Nas
primeiras páginas de Confieso que he
vivido, Pablo Neruda lembra a emoção sentida diante do ninho de pássaro silvestre, tecido com musgo e pequenas plumas que
tinha dentro uns maravilhosos ovinhos cor de turquesa. Emoção que se mescla
a outras, próprias da infância e que irá perdurar ao longo de sua vida como o
atestam tantos poemas. E que se renova ao ouvir os cantos dos pássaros, ao
vislumbrá-los e persuasiva e plena de beleza se mostra no livro Arte de pájaros, publicado em 1966. A
obra se compõe de uma Introdução, o poema “
Migración” e do Epílogo cujo título é “El poeta se despide de los pájaros”. Entre eles, três partes: “Pajarintos” “Intermédio” e “ Pajarantes”. A maioria dos poemas da primeira e da
segunda parte trata do pássaro que lhe dá o título. Num ou noutro, o Poeta se
dispersa. Quando, por exemplo, fala da árvores, cuja abundante folhagem foi
caindo e cada broto aprendeu a voar.
No Epílogo, sintetiza, quase apenas mencionando, os pássaros sobre os quais
poetou, em versos que deles fazem pequenas jóias ao dizer de suas cores,
formas, movimentos, trinados. Um olhar que, na verdade, pouco se pousa na cor
das plumagens: pequeno deus amarelo, peito vermelho, plumagem de pimenta, roseira
rosa de seu pescoço. Tampouco se
detém muito nas suas formas. Do flamengo diz: Era seu corpo feito de plumas,
eram de pétalas suas asas, / eram uma rosa que voava. E da garça: A neve imóvel tem 2 pernas longas na lagoa. E do pintassilgo: como uma pluma num raio / passou, pequena criatura. O movimento dos pássaros é que, principalmente, o
encanta e o seu trinado.

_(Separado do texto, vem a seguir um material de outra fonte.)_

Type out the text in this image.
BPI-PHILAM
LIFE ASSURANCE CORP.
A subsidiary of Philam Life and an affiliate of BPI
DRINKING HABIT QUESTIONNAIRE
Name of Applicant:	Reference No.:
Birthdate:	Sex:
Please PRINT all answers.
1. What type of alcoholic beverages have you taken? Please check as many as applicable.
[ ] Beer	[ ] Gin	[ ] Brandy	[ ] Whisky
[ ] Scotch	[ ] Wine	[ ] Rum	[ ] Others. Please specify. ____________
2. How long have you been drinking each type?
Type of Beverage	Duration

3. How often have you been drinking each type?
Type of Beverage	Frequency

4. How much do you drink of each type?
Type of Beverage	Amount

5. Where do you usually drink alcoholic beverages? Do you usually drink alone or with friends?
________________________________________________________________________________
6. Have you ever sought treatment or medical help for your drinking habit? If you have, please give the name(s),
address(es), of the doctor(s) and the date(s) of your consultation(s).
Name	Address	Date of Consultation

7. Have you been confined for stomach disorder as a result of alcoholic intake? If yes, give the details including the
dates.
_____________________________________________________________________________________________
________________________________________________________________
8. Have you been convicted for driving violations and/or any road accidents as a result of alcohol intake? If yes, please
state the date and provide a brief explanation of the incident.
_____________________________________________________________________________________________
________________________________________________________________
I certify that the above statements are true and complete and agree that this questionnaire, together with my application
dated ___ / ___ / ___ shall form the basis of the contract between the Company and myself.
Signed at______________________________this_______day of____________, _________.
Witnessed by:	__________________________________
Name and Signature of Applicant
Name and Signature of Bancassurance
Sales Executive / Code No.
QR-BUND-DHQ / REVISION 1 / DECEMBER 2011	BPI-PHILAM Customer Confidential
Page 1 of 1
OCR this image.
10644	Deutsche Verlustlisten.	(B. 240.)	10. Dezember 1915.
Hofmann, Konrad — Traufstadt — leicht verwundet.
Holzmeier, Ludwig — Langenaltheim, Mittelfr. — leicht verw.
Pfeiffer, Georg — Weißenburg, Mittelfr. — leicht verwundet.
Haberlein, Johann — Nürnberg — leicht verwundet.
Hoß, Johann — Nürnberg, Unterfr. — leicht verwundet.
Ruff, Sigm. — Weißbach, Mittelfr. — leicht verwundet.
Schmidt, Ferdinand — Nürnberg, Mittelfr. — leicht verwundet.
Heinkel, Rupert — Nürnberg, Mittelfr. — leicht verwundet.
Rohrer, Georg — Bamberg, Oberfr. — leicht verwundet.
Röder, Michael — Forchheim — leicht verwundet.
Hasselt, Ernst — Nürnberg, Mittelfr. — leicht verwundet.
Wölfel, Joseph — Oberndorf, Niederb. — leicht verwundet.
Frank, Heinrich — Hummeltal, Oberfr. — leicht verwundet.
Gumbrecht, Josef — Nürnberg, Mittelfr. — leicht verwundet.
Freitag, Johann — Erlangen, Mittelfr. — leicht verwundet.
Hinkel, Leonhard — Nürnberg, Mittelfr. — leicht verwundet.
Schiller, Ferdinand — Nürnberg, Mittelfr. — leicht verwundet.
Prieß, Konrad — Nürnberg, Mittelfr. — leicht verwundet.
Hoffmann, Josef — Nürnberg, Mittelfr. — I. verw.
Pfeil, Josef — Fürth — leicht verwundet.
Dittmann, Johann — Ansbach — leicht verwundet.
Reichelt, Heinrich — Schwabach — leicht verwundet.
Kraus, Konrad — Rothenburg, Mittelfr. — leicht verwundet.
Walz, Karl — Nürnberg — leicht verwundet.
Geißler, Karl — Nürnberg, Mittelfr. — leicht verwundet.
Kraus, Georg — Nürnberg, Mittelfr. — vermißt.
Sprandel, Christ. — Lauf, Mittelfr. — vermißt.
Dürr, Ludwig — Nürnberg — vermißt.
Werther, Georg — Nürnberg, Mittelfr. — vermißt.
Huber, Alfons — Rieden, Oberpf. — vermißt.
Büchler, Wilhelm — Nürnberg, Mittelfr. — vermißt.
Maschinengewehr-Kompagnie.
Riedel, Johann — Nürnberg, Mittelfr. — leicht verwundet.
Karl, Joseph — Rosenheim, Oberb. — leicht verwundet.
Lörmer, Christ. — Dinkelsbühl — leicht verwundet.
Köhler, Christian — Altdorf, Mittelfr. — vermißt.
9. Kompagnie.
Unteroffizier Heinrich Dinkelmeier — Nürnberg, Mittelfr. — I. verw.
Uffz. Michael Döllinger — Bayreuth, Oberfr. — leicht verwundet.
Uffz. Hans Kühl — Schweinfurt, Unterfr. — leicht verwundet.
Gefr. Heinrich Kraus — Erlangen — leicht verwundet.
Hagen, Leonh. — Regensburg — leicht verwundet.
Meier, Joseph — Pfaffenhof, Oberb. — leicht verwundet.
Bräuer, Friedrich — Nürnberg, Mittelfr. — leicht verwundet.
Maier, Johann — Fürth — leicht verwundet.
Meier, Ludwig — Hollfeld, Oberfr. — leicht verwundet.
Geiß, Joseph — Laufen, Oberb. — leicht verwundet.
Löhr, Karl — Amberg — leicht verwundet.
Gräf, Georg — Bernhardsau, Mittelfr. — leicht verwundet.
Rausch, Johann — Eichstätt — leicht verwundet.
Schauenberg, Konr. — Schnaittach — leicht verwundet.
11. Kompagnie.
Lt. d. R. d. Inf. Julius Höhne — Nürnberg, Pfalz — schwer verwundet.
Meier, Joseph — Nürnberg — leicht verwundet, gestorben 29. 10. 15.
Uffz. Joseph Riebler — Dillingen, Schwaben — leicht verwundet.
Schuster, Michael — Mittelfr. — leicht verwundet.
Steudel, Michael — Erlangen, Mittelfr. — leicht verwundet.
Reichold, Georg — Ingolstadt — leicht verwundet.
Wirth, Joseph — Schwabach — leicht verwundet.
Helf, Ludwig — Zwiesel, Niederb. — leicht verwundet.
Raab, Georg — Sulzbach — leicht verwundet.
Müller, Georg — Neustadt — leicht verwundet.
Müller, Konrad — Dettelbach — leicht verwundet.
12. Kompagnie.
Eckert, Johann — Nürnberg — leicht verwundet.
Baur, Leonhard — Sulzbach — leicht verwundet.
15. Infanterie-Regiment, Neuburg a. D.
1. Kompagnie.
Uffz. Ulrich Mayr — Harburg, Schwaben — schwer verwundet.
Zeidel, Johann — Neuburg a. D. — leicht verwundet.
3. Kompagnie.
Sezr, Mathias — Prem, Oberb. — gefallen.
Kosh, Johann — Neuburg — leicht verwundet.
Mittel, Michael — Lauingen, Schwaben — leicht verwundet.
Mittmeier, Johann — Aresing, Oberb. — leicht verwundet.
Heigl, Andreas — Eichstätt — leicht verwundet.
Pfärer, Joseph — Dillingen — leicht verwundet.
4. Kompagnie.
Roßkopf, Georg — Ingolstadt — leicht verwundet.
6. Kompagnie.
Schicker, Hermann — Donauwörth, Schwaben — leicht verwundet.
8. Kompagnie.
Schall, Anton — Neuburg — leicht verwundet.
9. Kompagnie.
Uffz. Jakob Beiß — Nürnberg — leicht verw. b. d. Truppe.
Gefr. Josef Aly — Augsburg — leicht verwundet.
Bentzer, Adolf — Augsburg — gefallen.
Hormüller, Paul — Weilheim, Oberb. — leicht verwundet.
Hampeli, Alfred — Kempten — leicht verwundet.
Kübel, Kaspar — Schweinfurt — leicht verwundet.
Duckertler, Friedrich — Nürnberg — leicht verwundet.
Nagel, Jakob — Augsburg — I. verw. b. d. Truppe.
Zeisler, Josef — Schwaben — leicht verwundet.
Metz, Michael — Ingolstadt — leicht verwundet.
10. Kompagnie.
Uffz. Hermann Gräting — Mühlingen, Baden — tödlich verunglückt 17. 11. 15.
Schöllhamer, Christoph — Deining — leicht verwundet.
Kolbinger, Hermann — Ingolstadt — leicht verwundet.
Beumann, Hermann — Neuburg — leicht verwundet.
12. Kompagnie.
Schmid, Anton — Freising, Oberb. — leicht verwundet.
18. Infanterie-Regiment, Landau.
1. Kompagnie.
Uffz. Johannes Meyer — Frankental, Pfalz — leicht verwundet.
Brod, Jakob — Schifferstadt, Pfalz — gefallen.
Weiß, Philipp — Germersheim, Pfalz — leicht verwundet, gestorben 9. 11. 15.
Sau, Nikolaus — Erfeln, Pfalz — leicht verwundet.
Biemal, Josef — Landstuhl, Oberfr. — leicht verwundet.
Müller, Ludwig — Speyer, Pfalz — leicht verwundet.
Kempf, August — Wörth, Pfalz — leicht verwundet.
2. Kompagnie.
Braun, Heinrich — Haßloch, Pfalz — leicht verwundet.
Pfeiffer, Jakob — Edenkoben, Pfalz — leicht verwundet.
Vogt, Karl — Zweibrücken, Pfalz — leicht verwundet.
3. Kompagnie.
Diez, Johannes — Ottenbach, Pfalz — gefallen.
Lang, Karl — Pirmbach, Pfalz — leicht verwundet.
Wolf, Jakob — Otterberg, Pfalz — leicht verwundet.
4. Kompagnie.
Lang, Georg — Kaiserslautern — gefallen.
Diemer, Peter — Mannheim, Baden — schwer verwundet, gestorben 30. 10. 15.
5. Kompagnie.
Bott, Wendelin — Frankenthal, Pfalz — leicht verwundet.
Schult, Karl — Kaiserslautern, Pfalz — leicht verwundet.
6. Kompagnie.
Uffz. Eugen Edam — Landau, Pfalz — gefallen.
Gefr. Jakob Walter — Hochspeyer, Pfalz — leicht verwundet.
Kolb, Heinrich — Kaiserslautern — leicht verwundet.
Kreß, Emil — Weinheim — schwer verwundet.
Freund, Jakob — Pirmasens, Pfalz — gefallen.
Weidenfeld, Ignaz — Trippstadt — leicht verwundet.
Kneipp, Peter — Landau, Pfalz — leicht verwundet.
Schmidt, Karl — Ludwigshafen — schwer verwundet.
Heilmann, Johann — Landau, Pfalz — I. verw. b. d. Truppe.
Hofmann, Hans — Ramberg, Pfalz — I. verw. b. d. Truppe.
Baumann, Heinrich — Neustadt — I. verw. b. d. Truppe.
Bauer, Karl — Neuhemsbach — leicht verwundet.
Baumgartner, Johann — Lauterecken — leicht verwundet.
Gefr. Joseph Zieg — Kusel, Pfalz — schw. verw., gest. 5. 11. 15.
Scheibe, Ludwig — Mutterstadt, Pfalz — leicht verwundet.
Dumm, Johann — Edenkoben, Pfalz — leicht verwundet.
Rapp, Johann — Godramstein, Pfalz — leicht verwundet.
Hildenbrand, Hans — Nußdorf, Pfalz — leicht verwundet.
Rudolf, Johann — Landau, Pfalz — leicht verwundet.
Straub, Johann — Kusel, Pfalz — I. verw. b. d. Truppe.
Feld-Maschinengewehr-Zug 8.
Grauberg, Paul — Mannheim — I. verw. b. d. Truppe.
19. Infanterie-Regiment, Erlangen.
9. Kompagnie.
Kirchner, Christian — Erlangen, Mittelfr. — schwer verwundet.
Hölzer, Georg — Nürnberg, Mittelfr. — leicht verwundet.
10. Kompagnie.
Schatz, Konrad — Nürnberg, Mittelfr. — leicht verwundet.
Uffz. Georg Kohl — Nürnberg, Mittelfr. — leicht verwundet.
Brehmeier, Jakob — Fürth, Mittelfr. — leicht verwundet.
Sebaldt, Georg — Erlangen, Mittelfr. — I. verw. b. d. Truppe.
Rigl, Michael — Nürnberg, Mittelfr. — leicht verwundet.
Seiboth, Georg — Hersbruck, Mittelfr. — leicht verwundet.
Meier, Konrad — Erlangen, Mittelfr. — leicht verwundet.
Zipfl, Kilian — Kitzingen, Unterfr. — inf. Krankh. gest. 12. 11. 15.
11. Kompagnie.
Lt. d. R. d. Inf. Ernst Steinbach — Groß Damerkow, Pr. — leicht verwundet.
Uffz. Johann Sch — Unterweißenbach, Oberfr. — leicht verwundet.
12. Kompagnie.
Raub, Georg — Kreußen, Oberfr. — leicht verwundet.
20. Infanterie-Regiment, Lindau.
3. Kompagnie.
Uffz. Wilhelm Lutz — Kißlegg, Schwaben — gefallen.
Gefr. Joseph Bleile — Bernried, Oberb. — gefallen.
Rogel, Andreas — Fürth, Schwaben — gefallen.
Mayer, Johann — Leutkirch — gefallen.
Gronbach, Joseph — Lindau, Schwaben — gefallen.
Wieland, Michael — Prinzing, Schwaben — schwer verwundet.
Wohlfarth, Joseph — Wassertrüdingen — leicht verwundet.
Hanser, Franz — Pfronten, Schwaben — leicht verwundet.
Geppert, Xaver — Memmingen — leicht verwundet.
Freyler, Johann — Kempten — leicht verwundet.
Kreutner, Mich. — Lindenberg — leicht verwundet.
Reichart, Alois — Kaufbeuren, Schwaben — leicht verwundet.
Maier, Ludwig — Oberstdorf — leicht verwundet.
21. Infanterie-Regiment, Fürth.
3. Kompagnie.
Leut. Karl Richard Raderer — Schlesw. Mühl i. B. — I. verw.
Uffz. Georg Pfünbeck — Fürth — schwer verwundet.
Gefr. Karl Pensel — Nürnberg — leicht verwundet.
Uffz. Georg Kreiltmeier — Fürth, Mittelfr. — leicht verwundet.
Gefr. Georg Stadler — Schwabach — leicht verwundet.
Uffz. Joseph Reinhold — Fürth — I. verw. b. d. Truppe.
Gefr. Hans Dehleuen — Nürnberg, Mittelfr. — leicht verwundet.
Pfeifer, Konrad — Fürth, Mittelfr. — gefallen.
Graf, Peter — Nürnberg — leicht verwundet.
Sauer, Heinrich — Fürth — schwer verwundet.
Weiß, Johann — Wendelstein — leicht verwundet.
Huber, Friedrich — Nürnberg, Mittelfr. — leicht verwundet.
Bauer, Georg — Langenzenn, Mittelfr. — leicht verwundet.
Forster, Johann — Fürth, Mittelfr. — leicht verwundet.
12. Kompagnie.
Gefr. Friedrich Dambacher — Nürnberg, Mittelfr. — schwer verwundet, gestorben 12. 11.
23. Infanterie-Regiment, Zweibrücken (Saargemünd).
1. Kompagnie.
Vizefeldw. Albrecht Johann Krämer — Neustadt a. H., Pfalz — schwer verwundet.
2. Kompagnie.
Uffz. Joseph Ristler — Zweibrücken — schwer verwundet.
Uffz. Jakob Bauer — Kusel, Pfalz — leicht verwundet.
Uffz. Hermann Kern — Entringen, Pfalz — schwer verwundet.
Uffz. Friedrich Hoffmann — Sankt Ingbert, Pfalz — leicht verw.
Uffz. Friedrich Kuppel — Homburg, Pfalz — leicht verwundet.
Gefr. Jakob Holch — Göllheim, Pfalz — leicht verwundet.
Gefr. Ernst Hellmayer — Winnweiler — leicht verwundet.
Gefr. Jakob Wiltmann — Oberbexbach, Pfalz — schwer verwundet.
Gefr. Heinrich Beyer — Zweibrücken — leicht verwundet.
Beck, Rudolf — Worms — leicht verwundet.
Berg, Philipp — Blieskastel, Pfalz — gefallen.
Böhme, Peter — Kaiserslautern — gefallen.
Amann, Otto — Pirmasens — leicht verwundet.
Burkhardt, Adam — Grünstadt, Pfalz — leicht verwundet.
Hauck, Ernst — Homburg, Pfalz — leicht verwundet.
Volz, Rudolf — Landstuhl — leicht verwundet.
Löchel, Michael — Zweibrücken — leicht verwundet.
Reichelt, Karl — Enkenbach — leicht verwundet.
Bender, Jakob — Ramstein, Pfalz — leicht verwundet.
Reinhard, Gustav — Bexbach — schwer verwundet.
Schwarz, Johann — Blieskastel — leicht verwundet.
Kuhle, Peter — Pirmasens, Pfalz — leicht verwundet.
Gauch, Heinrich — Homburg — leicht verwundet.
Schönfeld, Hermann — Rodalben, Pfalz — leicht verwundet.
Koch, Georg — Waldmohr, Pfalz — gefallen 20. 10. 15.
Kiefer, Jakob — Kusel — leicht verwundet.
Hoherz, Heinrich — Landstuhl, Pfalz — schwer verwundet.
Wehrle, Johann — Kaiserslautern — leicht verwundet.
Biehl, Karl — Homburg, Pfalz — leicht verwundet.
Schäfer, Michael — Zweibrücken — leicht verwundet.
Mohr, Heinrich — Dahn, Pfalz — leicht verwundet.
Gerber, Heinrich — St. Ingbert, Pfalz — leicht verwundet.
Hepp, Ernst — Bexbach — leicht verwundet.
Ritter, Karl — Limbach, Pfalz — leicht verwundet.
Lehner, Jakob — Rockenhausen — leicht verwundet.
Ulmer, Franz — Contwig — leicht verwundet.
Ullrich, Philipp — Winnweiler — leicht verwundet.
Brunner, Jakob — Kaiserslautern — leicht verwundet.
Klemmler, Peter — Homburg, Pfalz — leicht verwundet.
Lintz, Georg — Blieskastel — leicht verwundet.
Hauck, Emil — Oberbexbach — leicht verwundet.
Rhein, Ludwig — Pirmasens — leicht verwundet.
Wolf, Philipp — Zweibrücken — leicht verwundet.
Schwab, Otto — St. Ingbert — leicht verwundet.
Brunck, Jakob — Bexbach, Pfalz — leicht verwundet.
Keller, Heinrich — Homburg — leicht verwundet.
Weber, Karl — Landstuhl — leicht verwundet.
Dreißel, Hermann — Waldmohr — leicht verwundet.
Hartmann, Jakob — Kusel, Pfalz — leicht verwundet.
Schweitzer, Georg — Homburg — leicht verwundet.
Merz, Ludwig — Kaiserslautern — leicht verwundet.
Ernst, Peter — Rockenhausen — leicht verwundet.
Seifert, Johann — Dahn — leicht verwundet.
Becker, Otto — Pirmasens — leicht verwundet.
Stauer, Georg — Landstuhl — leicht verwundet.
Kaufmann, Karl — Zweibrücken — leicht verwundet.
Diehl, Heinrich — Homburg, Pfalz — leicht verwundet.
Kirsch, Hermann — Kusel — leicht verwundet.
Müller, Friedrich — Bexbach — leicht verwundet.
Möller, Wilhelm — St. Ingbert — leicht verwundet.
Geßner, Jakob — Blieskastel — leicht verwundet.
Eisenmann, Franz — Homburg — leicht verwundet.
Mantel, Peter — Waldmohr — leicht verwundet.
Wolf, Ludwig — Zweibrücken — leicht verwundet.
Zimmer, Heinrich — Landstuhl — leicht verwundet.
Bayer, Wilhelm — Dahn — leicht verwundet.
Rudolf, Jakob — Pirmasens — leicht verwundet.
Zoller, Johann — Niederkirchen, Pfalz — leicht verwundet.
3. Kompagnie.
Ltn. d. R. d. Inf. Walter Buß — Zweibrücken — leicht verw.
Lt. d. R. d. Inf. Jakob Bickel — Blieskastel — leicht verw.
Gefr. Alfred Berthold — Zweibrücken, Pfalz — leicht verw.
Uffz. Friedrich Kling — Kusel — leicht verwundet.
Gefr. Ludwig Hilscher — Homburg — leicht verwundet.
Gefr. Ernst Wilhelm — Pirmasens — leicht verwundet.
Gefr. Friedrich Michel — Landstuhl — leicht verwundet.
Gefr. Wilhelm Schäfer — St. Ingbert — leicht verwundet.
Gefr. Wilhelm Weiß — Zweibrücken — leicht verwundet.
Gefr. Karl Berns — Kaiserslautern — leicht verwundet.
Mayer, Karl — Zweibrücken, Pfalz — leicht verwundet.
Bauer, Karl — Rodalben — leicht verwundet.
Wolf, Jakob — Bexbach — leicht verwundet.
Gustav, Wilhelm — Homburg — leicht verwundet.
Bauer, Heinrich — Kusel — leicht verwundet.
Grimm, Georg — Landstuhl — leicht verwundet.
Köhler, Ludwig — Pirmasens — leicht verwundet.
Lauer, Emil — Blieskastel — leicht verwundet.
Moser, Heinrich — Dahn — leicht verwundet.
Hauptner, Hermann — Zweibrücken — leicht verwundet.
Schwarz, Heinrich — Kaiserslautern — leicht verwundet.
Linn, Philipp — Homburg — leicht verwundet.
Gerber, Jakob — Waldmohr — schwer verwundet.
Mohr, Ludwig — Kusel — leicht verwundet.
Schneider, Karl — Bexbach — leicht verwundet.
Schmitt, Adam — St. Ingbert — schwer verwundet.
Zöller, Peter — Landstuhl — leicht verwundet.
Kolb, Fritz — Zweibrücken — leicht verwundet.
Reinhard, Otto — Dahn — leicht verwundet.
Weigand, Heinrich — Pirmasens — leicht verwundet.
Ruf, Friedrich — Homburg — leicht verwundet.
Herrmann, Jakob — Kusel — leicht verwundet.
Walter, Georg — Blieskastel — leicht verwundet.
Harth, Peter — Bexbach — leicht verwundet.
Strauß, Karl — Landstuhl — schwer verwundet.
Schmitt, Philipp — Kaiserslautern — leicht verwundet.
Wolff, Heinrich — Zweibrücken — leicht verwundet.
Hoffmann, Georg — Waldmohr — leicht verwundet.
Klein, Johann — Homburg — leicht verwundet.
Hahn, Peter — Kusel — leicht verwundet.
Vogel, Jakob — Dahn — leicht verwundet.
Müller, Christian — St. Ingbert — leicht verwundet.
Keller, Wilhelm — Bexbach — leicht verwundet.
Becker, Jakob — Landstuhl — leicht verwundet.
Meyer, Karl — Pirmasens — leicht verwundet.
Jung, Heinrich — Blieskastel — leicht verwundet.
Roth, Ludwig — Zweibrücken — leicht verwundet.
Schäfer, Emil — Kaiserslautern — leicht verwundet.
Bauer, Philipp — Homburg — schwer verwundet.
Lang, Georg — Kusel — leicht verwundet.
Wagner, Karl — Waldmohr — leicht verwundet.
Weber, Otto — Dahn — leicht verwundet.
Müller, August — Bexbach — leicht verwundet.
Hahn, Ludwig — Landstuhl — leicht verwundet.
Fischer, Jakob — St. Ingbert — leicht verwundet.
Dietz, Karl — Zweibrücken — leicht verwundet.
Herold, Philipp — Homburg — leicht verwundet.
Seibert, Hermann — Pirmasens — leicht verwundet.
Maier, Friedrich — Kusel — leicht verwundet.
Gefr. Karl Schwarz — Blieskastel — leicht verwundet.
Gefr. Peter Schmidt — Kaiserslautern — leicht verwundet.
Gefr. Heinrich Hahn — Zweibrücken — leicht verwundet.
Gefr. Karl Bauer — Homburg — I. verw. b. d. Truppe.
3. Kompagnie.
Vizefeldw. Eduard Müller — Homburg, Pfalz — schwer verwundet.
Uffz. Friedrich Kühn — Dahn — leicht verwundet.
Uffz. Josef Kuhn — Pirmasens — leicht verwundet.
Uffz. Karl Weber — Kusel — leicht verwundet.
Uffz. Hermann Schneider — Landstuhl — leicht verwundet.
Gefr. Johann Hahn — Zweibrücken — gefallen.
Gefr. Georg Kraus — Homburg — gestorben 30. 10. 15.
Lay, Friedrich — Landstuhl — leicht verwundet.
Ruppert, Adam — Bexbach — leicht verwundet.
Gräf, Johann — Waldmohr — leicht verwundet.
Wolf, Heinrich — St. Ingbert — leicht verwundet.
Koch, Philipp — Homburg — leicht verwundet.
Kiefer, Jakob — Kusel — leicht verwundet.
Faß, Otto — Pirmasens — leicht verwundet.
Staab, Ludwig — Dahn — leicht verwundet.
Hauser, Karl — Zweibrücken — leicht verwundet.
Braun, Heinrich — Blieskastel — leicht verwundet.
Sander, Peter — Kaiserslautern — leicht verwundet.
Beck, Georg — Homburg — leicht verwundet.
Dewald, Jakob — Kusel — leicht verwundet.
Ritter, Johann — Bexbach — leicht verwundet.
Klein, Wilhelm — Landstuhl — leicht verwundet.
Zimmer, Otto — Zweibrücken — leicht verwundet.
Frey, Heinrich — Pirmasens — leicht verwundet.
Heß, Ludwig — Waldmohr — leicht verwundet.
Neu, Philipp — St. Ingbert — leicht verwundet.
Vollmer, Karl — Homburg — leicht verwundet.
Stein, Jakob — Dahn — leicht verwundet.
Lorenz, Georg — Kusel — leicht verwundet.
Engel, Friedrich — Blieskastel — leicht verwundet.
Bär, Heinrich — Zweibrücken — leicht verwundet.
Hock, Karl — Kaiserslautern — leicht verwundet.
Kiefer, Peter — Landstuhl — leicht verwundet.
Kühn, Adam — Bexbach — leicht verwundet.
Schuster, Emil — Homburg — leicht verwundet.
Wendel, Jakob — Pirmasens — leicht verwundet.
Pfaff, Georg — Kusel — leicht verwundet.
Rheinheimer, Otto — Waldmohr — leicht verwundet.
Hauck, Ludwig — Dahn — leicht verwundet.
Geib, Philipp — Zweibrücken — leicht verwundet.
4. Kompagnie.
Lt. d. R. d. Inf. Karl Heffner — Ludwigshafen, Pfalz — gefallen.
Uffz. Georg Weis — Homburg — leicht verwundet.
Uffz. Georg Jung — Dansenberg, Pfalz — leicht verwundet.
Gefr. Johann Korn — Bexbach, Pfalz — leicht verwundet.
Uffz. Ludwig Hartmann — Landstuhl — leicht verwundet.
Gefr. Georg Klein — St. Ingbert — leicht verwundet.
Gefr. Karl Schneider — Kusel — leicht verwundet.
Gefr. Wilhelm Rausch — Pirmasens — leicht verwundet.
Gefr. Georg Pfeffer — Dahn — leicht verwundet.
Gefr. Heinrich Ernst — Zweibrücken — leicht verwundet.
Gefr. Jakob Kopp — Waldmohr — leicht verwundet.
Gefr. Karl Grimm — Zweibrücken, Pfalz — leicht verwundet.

Como num relato, um pássaro cruza, desce, dança, sobe; outro, assim se
manteve no céu / com duas asas, duas
claridades e, ainda, eis que de
repente um movimento / uma minúscula
bandeira, / uma escama do arco íris.

Misterioso,
quase sempre, um trinar: trinou seu
desvario e suas noticias de cristal, ele rompe com seu grito de água, mil anos de longos silêncios; grita com a voz da água, canta sua lânguida canção, como uma gota ou
uma uva / ou uma flecha que tremeu.
Se, na maioria dos
poemas o Poeta esboça o pássaro e seu movimentos, em alguns, ele se inscreve
como aquele que vê, ouve e, sobretudo, se emociona com a beleza do efêmero. No
poema “Codorniz”, lembra: vi resvalar com
sua formosura / uma sombra, uma forma, uma ave / uma fruta, uma flor de plumas, uma pêra pássaro fruta e
apenas a pode ver que a visão se dissipa e ele permanece com o crepúsculo / com a fumaça, / o pó e a noite, / com a solidão do caminho. Naquele que dedica
ao flamengo, retorna à infância ( criança
eu era, Pablo Neruda), relembra a
honra que teve ao ver o flamengo pousar na água como uma nave de nácar e
nada do que viveu, depois, impediu que a ave ou
anjo indelével estivesse ausente de sua alma. Como os pássaros que o Poeta
entrelaça com o vento, a chuva, o sol, a lua, as folhas e eterniza no seu verso
para este mundo que se degrada como lamenta em Pomba-trocaz”: Eram minha família selvagem [...] e agora
por aqueles bosques / foi embora da árvore minha família, ninguém me espera
voando. / Parece que somente restam / algumas árvores queimadas.